Which brings us back to Buttigieg. There’s a good chance the next president will face a recession, through no fault of their own — the economy has been expanding for over a decade, the longest period between recessions in U.S. history, and a downturn has to come sooner or later. And if there’s a Democrat in the White House when the next recession hits, Republicans will immediately begin shouting that we need to “tighten our belts” just like a household does, by enacting austerity policies that slash government spending, especially the safety net.

By pulling money out of the economy at precisely the moment when government should be putting more money in, that austerity will make the recession deeper and longer. Republicans will then use Americans’ suffering to say that they should be put back in charge.

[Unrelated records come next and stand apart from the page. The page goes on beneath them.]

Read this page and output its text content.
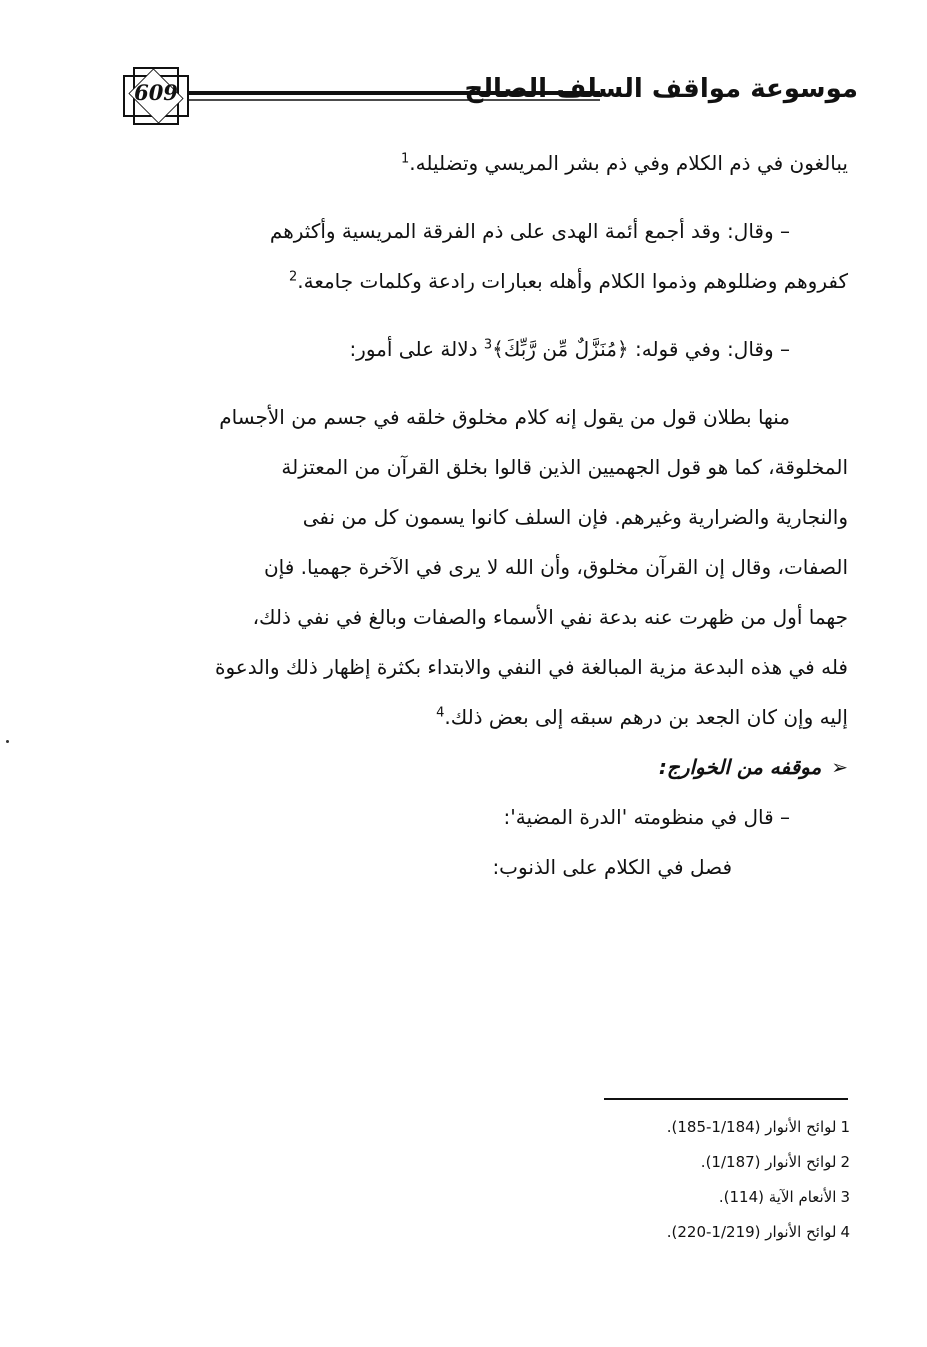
609	موسوعة مواقف السلف الصالح
يبالغون في ذم الكلام وفي ذم بشر المريسي وتضليله.$^1$
– وقال: وقد أجمع أئمة الهدى على ذم الفرقة المريسية وأكثرهم
كفروهم وضللوهم وذموا الكلام وأهله بعبارات رادعة وكلمات جامعة.$^2$
– وقال: وفي قوله: ﴿مُنَزَّلٌ مِّن رَّبِّكَ﴾$^3$ دلالة على أمور:
منها بطلان قول من يقول إنه كلام مخلوق خلقه في جسم من الأجسام
المخلوقة، كما هو قول الجهميين الذين قالوا بخلق القرآن من المعتزلة
والنجارية والضرارية وغيرهم. فإن السلف كانوا يسمون كل من نفى
الصفات، وقال إن القرآن مخلوق، وأن الله لا يرى في الآخرة جهميا. فإن
جهما أول من ظهرت عنه بدعة نفي الأسماء والصفات وبالغ في نفي ذلك،
فله في هذه البدعة مزية المبالغة في النفي والابتداء بكثرة إظهار ذلك والدعوة
إليه وإن كان الجعد بن درهم سبقه إلى بعض ذلك.$^4$
➢موقفه من الخوارج:
– قال في منظومته 'الدرة المضية':
فصل في الكلام على الذنوب:
1لوائح الأنوار (1/184-185).
2لوائح الأنوار (1/187).
3الأنعام الآية (114).
4لوائح الأنوار (1/219-220).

And if the president has been out on the campaign trail talking about how important it is to cut the deficit, he’ll begin the battle over how to address the recession at a disadvantage. He’ll have already accepted the Republicans’ basic premise that deficits are dangerous and the only responsible thing to do is to bring them down. He might try to argue that this isn’t the time or that he wants to do it the right way, but in the end he’ll have conceded half the ground.

That’s the danger of what Buttigieg is saying right now. Maybe it makes him sound moderate or reasonable to those who don’t really understand the implications, which is most voters. But the whole country could pay the price.